Sorry, LR, if it sounded like I was critical. I just didn't see how your situation, which I think is unusual, really applies to this thread where the OP was talking about couples who demand that a lover be romantically involved with both of them. I guess you were just talking about familial/social involvement. And it seemed you kept repeating yourself over and over abut your situation and approach in this and other threads - but maybe some people just weren't getting what you were saying. And also, sorry for writing about you in the third person, it's just that once I started, wasn't sure how to transition!

I love reading your impressions and thoughts especially when personally applicable to me. It's a gift to have someone whose opinion I greatly respect talk about me-ESPECIALLY when that someone see's things from SUCH a drastically different viewpoint than I do.
So please, don't apologize.

When i repeat with slight variations, it is because I think someone isn't quite grasping my point &/or I am reconsidering a detail.

That first piece about European intrigues me. I know little to nothing about European cultures. :) That would be interesting if I actually had something in common with people there-which I don't have in common with people here. :) Very neat indeed!
 

Natja

New member
That first piece about European intrigues me.

Me too..I can't believe I missed the European comment earlier but....what??

Europe is made up of dozens of Countries with widely different cultures. Not some homogeneous mass of sameness,,,there is no "European Style" of dating. Italians don't date the same as Swedes, the Poles date different from the Brits and I'm not too sure that many of us 'date' like LR.

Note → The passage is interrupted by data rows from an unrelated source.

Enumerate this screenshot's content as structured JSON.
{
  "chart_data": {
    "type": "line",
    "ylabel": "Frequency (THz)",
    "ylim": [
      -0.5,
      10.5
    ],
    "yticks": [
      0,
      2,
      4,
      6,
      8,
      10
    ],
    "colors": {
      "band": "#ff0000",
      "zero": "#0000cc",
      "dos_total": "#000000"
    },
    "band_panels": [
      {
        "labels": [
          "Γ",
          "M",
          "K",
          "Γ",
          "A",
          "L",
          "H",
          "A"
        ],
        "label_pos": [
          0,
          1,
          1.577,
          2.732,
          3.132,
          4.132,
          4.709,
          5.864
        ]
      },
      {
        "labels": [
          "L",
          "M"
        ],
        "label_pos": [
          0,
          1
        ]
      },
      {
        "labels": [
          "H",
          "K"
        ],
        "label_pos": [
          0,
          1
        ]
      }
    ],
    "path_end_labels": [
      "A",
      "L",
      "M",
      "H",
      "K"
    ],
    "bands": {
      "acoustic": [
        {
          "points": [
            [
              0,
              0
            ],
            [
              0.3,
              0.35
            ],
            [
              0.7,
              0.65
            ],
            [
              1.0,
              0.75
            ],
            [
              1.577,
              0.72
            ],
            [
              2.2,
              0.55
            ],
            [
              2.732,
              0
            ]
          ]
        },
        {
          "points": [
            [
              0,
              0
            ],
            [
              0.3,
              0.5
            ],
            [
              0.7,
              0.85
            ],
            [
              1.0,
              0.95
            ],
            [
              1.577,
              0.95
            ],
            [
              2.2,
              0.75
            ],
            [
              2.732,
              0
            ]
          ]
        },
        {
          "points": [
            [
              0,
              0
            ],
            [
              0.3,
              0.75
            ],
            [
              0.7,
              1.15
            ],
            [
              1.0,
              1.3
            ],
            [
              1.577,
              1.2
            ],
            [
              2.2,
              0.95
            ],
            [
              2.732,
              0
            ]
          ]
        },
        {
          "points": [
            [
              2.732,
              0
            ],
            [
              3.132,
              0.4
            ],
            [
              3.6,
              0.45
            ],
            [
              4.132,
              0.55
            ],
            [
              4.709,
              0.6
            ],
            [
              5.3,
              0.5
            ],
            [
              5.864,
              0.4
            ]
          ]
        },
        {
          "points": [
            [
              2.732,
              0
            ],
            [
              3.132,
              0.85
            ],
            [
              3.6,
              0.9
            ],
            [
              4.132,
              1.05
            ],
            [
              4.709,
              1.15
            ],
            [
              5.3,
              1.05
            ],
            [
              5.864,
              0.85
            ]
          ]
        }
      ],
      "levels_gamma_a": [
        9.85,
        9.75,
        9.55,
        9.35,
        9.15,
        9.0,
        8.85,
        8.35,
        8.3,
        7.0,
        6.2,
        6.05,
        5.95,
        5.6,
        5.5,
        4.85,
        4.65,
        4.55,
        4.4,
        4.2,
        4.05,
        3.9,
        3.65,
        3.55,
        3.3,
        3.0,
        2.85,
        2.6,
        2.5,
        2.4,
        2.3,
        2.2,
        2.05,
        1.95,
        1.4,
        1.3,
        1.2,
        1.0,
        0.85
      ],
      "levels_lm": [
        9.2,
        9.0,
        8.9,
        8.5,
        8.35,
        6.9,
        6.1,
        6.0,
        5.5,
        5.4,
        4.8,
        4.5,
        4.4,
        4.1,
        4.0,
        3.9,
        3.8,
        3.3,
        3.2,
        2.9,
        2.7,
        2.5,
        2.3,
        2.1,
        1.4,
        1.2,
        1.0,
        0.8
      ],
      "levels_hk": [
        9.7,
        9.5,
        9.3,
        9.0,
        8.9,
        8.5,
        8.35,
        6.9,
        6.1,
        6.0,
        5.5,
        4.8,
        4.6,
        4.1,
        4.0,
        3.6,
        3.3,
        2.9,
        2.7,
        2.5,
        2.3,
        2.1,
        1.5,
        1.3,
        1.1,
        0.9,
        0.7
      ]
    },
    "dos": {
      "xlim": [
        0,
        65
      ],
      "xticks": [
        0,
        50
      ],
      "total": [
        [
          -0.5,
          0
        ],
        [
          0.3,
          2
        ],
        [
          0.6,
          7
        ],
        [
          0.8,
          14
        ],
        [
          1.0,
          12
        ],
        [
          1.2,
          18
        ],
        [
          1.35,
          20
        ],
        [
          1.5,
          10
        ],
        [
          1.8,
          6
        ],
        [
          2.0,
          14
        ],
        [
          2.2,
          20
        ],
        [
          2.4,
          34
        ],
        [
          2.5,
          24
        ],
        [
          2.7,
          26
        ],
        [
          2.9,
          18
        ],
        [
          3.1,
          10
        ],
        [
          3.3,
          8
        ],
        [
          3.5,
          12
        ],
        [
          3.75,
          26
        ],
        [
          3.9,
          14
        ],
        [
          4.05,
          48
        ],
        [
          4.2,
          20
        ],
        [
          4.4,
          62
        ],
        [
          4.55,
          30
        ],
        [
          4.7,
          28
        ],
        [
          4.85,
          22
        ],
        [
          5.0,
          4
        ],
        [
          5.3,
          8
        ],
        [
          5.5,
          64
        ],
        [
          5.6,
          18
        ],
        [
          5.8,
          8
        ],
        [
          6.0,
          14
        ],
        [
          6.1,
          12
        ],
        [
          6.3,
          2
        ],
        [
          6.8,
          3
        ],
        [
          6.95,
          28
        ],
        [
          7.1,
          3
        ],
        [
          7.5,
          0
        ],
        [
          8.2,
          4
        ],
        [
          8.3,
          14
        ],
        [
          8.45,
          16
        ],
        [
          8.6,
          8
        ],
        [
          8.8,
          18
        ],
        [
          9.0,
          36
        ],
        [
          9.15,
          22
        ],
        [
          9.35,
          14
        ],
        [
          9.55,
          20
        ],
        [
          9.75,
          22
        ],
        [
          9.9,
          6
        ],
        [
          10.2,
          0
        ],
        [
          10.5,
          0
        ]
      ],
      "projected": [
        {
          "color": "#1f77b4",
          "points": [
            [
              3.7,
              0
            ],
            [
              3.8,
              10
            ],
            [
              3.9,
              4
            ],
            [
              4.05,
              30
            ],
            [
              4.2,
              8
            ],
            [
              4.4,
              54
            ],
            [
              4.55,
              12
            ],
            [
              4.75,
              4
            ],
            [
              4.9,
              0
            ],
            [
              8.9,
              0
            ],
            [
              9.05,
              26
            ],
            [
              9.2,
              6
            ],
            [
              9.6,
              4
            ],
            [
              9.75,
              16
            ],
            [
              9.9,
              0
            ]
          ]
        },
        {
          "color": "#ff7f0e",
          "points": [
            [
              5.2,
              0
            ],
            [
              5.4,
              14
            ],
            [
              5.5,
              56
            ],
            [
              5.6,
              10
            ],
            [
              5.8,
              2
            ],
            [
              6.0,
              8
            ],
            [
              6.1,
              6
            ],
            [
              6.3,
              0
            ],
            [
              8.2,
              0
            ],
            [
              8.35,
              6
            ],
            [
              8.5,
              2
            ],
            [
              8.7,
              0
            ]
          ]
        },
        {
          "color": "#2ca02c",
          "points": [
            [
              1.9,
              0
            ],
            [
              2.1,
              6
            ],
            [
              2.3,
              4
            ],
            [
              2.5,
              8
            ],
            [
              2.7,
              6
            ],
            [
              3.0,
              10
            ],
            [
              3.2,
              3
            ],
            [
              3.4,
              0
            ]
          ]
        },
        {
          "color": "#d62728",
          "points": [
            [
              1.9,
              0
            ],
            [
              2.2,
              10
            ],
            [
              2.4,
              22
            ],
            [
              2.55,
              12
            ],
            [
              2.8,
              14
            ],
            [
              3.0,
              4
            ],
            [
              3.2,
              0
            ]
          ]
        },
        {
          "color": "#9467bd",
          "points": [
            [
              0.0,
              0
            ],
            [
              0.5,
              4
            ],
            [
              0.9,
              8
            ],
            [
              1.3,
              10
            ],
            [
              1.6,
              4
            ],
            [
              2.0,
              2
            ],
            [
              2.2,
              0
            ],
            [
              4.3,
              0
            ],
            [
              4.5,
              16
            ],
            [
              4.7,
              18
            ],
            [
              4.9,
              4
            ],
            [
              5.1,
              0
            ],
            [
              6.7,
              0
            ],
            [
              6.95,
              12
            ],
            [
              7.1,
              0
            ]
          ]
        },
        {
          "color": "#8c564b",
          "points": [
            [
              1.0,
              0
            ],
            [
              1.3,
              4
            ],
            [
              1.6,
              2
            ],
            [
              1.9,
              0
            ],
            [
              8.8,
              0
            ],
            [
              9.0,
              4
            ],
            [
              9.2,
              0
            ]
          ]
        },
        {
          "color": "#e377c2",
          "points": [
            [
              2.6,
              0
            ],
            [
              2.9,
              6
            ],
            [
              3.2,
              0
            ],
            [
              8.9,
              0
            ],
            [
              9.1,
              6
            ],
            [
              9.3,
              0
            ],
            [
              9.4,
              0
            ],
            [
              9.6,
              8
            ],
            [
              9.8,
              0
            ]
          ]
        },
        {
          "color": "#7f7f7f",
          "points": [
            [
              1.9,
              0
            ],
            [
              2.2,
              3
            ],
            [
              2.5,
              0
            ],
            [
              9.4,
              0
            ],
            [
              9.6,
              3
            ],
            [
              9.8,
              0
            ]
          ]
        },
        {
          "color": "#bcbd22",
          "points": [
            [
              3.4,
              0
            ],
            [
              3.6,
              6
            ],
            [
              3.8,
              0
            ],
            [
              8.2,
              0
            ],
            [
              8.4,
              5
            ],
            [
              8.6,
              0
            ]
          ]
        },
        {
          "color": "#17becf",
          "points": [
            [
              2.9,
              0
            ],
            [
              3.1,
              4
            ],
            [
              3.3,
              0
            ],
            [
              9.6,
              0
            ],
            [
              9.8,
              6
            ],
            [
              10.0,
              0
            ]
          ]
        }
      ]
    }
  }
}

In fact, in Western and Northern Europe in general, families are small and quite insular, having people coming into and out your home all the while is not only uncommon but not quite practical, I mean, have you even seen how small our homes are? Oh no, people go home and we prefer invites thank you very much, uninvited, unexpected arrivals are a Brits idea of hell. Southern Europe on the other hand do tend to have stronger connections to extended family and probably live closer to them and see them more often but this doesn't equate to having people in and out of their homes all the time. Americans definitely have the wrong idea of Europe. :confused:
 
Last edited:

london

Banned
Me too..I can't believe I missed the European comment earlier but....what??

Europe is made up of dozens of Countries with widely different cultures. Not some homogeneous mass of sameness,,,there is no "European Style" of dating. Italians don't date the same as Swedes, the Poles date different from the Brits and I'm not too sure that many of us 'date' like LR.

In fact, in Western and Northern Europe in general, families are small and quite insular, having people coming into and out your home all the while is not only uncommon but quite practical, I mean, have you even seen how small our homes are? Oh no, people go home and we prefer invites thank you very much, uninvited, unexpected arrivals are a Brits idea of hell. Southern Europe on the other hand do tend to have stronger connections to extended family and probably live closer to them and see them more often but this doesn't equate to having people in and out of their homes all the time. Americans definitely have the wrong idea of Europe. :confused:
I was going to say this but they'd just argue back. Especially in Britain, the idea of teaming up dating with your kids is reprehensible. Having guys around after bedtime is something you'll see in Shameless and amongst people to ascribe to that sort of lifestyle but otherwise, no. Other European countries have quite strong religious beliefs and so dating at all, especially after the failure of a marriage is sort of frowned upon to varying degrees depending on the country and culture of that particular person.